Francis Ponge est un écrivain et poète français, né le 27 mars 1899 à Montpellier et mort le 6 août 1988 au Bar-sur-Loup (Alpes-Maritimes). Il fréquentait le groupe surréaliste, sans adhérer pleinement à ce mouvement.

Un « poète du dimanche »

Photo de Francis Ponge.Né à Montpellier, le 27 mars 1899, Francis Ponge fait des études de lettres, puis de droit. Il écrit ses premiers textes et travaille quelques mois comme secrétaire de fabrication aux éditions Gallimard.

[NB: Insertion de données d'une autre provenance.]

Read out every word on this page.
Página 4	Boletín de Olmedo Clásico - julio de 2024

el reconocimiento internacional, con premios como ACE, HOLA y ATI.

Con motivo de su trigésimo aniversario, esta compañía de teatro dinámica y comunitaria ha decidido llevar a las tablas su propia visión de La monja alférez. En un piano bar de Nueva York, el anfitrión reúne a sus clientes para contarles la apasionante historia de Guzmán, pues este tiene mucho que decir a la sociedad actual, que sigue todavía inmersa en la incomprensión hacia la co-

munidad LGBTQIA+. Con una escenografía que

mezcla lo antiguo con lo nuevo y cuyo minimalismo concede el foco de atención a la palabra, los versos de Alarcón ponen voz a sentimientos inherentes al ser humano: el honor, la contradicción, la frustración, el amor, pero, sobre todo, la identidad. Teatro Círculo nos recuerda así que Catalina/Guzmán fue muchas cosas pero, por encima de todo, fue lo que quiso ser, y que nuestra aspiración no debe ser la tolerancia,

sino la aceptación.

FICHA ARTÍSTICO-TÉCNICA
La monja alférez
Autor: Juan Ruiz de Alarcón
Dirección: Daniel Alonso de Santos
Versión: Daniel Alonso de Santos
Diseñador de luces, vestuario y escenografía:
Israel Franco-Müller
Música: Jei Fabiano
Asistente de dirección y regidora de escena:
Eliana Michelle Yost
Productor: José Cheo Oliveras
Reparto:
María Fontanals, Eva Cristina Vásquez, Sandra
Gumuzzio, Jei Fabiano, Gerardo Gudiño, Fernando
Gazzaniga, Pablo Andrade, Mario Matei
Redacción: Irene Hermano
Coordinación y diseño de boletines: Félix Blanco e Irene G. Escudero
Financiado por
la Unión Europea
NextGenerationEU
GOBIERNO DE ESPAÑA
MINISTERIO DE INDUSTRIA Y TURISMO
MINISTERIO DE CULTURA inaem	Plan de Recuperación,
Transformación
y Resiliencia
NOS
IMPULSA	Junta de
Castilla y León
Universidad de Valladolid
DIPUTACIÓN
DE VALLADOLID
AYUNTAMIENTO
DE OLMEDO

En 1931, après son mariage, il entre comme salarié aux Messageries Hachette. Il se consacre à la poésie pendant ses moments libres. Après avoir fréquenté le groupe surréaliste, il adhère au Parti communiste.

Licencié en 1937, après un violent mouvement de grève, il travaille comme employé d’assurance. Entré dans la Résistance en 41, il est un agent de liaison très actif, fréquente les écrivains combattants comme Éluard et Camus. Il publie, en 1942, son premier grand recueil, Le Parti pris des choses (composé de trente-deux poèmes écrits entre 1924 et 1939).

La reconnaissance

En 1944, un article élogieux de Sartre vaut à Francis Ponge un début de notoriété. Il continue à publier tout en donnant des conférences pour l’Alliance française ; en 1949 paraissent les Proêmes, en 1952, La Rage de l’expression et en 1961, Le Grand Recueil. Les articles de Philippe Sollers asseoient la réputation du poète. Lui-même publie, en 1965, un essai dans lequel il précise ses positions théoriques et revendique l’héritage des artisans de la langue et du verbe comme Malherbe. En 1984, c’est un poète désormais incontesté et célébré qui reçoit le grand prix de poésie de l’Académie française.

Philippe Sollers
De son vrai nom Philippe Joyaux, Philippe Sollers est un écrivain français né à Talence en Gironde le 28 novembre 1936.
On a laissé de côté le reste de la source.